Anderson, whose book, Free, will be out later this year, says music wants to be free, concerts want to be expensive. If that’s an aphorism, there’s a footnote.
Anderson explains digital technology is making things so cheap that businesses can make money by giving away things for free. Google, for example, has become a gold mine without charging anything for many of its services. There can be a payoff even in providing free services. Anderson mentions Google’s free 411 service where, by letting people make free phone calls, Google is developing voice recognition systems.
Anderson believes the way to go is to adopt the “fremium” business model, where companies provide basic services for free but charge for premium services. Think of the Wall Street Journal, the Straits Times newspaper's website in Singapore or WordPress.com.

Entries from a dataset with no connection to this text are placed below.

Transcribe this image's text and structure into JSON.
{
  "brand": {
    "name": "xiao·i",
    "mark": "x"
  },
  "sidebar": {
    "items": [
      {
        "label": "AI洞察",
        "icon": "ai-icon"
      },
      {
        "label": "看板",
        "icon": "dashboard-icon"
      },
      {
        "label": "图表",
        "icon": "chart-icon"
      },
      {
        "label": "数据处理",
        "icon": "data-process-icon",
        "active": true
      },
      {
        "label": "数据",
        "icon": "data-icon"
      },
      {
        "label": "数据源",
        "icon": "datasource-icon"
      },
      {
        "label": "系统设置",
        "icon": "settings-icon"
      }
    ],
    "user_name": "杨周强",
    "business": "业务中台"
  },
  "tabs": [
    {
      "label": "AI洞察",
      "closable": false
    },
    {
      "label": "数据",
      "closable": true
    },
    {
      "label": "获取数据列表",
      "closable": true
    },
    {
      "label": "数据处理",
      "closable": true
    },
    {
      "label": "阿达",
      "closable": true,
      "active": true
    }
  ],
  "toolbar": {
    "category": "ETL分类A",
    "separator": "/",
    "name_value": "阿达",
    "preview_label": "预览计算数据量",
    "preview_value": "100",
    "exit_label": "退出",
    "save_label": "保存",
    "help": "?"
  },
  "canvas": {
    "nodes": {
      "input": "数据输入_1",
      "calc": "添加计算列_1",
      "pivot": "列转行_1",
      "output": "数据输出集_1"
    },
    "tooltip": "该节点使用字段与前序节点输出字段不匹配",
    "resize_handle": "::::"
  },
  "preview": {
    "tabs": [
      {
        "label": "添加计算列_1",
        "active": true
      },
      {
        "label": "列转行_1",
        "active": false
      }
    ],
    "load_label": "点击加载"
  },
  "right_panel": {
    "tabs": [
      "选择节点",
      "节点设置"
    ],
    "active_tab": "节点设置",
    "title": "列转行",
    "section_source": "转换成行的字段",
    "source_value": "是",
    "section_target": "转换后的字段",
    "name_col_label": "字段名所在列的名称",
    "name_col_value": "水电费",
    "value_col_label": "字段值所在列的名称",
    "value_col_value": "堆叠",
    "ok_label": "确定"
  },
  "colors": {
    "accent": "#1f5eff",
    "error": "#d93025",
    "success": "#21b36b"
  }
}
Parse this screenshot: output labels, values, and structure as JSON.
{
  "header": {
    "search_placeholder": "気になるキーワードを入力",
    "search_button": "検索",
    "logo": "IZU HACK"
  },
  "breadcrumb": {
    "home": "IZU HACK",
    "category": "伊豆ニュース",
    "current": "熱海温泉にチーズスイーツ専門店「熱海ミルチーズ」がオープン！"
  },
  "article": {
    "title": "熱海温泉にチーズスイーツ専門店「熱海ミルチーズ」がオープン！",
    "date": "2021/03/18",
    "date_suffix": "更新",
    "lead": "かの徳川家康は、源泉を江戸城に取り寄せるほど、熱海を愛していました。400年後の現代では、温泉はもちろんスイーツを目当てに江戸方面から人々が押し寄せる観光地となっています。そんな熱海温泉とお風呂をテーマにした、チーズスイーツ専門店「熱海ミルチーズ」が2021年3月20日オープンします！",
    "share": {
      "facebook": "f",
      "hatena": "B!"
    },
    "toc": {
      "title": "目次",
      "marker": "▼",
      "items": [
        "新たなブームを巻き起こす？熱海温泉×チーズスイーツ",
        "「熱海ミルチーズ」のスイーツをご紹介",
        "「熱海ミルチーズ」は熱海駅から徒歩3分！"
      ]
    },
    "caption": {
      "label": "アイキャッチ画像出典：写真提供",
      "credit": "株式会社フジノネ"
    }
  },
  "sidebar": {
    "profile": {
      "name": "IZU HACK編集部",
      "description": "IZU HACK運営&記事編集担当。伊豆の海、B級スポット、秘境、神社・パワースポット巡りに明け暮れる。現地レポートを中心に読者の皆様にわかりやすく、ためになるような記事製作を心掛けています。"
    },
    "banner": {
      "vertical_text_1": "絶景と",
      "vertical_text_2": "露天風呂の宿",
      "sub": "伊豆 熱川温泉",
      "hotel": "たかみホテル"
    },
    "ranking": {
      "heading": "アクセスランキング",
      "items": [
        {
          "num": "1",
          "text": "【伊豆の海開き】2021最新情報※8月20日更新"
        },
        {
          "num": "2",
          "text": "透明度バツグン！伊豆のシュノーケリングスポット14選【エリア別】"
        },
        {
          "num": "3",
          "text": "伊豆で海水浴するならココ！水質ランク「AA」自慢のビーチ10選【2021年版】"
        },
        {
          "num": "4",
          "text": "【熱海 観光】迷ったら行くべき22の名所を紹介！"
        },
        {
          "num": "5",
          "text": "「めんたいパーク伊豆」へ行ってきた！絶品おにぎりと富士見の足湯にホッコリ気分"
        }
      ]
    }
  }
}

Anderson says providing free services attracts users and builds up the numbers, but companies have to figure out how to make money from them.
And there’s the rub.
The New York Times problem
Take the case of the New York Times. It is the fifth ranked news website, which attracted 20 million unique visitors last October.
But it is drowning in a sea of red ink and could default on $400 million in debt in May, writes Michael Hirschorn in the Atlantic Monthly. The good, grey Times faces problems raising capital because its $1 billion debt pile has been downgraded to junk status. It had just $46 million in cash reserves as of last October.
The problem is the New York Times isn’t making money online while “its printed product is sold to a mere million readers a day and dropping, and the Sunday print edition to 1.4 million (and also dropping)”, writes Hirschorn.
Everything may want to be free, but someone still has to pay to keep them in business.